Молния зажглась над головой Аладьина, висела, горела и не пропадала. Лиловая труба сипела и хрипела, слов не разберешь. Зато стали слышны пьяно — веселые выкрики бурлившей толпы:
— Налетели гуси со всей Руси… И — их, хозяева, господа, сгинь — пропади!
— Мямлишь чего? — спрашивали чужие мужики Бородухина. — Отойди! ДаЙ — кось я поглажу разок, страсть захотелось!
— Кто бьет, тому не больно…
— Я говорю: сухое, старое, а — атлично горит! Кра — со — та!
— Неудобь вышла, — трезво, рассудительно пожалел кто‑то из незнакомых мужиков.
— Да ведь нам землишки не достанется, дальние, — сердито отвечали, спорили сзади. — Так хоть капелькой какой попользоваться, песчинкой…
— Не грешно. И нашего пота кровавого тут предостаточно.
— Бери любое — время такое! Нету запрету!
— Ха! Что ты на себе унесешь? Ловкачи сообразили эвон, лошадок запрягли, прикатили на телегах, воза наложат что надо.

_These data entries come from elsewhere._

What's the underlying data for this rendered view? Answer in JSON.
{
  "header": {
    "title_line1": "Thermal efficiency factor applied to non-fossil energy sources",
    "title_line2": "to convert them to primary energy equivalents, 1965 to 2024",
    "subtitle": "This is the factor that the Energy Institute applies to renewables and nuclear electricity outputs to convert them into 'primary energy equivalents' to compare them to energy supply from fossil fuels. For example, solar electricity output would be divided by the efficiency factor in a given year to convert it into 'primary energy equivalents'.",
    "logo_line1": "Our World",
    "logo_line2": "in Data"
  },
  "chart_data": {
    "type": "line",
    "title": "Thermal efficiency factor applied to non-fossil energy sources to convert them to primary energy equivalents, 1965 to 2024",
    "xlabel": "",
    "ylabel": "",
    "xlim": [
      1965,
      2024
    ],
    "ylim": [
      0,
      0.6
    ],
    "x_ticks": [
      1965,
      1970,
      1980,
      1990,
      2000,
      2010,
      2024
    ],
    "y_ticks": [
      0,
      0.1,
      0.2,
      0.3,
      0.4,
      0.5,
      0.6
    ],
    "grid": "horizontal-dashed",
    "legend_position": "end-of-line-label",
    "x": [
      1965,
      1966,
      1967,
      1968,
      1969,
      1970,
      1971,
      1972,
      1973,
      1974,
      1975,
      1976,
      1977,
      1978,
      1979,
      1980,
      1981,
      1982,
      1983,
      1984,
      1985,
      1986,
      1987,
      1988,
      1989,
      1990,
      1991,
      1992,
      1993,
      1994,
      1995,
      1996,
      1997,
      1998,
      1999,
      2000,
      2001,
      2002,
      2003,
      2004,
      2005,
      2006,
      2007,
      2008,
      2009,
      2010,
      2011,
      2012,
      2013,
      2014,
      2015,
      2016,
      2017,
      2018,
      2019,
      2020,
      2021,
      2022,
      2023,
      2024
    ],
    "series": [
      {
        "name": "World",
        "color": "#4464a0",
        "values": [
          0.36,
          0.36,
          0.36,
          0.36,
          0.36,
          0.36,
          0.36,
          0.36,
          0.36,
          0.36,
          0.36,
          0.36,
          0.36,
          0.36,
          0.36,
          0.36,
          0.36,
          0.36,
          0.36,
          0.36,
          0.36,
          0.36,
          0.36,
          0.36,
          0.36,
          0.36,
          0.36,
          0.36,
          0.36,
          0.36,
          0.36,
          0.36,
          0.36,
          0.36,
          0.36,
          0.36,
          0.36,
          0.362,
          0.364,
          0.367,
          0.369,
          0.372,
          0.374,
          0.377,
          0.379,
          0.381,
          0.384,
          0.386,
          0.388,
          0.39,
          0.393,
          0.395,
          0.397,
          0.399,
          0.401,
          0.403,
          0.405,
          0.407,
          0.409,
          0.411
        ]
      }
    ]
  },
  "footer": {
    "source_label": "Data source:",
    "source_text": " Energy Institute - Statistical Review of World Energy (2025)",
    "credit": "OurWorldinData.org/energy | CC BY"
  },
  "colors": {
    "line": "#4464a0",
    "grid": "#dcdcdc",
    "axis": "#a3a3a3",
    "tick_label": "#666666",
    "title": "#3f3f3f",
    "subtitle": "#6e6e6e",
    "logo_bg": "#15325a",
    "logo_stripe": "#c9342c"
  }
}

— Наложат им самим по маковку!
— Не свободе учишь — грабежу, поджогу! — твердил свое Никита Аладьин. — Посмей тронь, ответишь! — и словно подставлял под шашку — молнию большую свою голову, уроненную на плечо. — Нет, ты себе на уме, вижу, знаешь, что делаешь. Эвон какую прорву всего нахапал. Крепче каблуком‑то прижимай — убежит!.. А и вы, ребята, мужики, больно хороши: кого слушаетесь? Свое палите, растаскиваете. Пожалеете, да поздно будет.
Евсей Захаров, вырываясь, кричал на людей, как он кричал всегда на коров, когда пас стадо и скотина баловала.
— Ку — да — а?.. Ну, гляди у меня… я вас! — и кидался из рук на Мишку Императора. — Паршивец! Разбессовестные твои бельма!.. Давно — о вижу: поганишь белый свет. Тебя застрелить сам бог велит, святое дело!
Мужики неожиданно выпустили Никиту и Евсея, попятились, оглядываясь. Расталкивая их, перед Бородухиным вырос Матвей Сибиряк, что высоченная сосна, в распоясанной гимнастерке, кудри копной. Он тяжело перевел дух (ребятам на ограде показалось, что они это услышали) и размахнулся. Матвей ударил Бородухина по поднятой руке, и молния погасла, шашка упала к хромовым сапожкам, звякнула, а сам Мишка огреб такую затрещину, что пошатнулся и у него свалилась крыша.
— Меня?! Индивида? — Он схватился за кобуру, расстегивая ее. — 3–за — стре — лю!!!
Ребята не успели испугаться: они сразу заметили, что в кобуре нет револьвера.
Мужики и бабы закричали, заахали, отталкивая Бородухина, и, должно быть, тоже разглядели пустую кобуру. Побежали смешки — и страшно и весело, как тут не посмеяться.
А Бородухин, царь и бог, вбирая лохматую овсяную голову в войлочные плечи, словно опасаясь, что его ударят и посильней, неслыханно жалобно засипел:
— Не имеешь права!.. Товарышшы, что он делает?.. Свобода… Я буду жаловаться начальству!
К Бородухину подскочила глебовская драчливая солдатка, очень известная ребятам смелостью, да и не им одним.
— Ты что же, пировалыцик окаянный, гнусавый, анафемское отродье, у меня тряпку отнял, а себе ворох нагреб, не унести? Кто же у тебя во дворцах пирует? Обещал… Ты один? Хва — ат!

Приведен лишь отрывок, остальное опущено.